When Justice was playing on an inflatable, he fell and hit his head on the concrete floor at Marvel, which was covered with nothing more than commercial grade carpet. Justice was taken to a hospital and treated in the intensive care unit for a traumatic brain injury.
In 2018, when Justice turned 18, he sued Marvel claiming that Marvel was negligent for not using pads on the floor near the inflatables. Justice alleged that he experienced “severe and permanent injuries” attributable to the traumatic brain injury that he suffered because of his fall.

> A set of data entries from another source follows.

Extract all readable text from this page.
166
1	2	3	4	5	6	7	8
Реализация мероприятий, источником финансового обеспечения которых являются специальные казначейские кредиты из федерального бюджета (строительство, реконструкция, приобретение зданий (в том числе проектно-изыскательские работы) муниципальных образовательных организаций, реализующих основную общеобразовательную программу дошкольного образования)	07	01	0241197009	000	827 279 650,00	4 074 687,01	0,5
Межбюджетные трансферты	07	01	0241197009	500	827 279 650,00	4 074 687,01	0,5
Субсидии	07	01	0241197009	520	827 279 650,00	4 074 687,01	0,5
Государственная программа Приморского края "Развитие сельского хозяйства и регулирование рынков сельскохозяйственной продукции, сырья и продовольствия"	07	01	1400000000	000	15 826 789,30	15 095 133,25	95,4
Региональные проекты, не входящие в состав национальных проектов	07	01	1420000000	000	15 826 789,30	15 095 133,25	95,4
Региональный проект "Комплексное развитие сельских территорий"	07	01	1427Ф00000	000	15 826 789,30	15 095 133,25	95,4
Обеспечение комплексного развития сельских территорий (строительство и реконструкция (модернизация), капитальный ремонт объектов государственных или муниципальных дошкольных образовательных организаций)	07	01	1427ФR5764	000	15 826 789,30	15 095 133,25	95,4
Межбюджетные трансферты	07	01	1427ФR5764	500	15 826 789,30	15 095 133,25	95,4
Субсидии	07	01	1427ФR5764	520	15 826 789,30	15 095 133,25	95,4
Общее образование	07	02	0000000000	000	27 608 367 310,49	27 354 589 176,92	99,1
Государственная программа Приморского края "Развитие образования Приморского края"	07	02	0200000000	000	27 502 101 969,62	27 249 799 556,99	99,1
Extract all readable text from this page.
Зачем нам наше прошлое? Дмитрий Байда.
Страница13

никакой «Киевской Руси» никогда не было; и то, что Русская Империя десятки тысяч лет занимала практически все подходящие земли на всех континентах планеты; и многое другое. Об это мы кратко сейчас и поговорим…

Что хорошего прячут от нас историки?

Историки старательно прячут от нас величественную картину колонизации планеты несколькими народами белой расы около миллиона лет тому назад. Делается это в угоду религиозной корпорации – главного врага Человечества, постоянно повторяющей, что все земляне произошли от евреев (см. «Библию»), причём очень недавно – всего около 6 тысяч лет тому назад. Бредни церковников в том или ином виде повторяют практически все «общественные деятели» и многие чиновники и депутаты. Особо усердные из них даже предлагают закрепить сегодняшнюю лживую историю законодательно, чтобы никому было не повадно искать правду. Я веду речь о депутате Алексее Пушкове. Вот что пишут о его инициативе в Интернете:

Marvel defended based on the waiver and indemnification agreement. The trial court granted Marvel summary judgment. Based on prior Minnesota decisions, that trial court concluded as initial matter that parents have the authority to sign liability waivers on behalf of their children. The court then concluded that the waiver was enforceable because it was unambiguous, did not purport to release Marvel from liability for intentional acts (in which case the waiver would be unenforceable), and did not violate public policy. The court concluded that Minn. Stat. § 184B.20 (which voids waivers in certain “inflatable bouncy castle” settings, but which was not enacted until after 2007), did not apply retroactively to void the waiver. The court of appeals affirmed the trial court’s decision, and the plaintiff sought certiorari.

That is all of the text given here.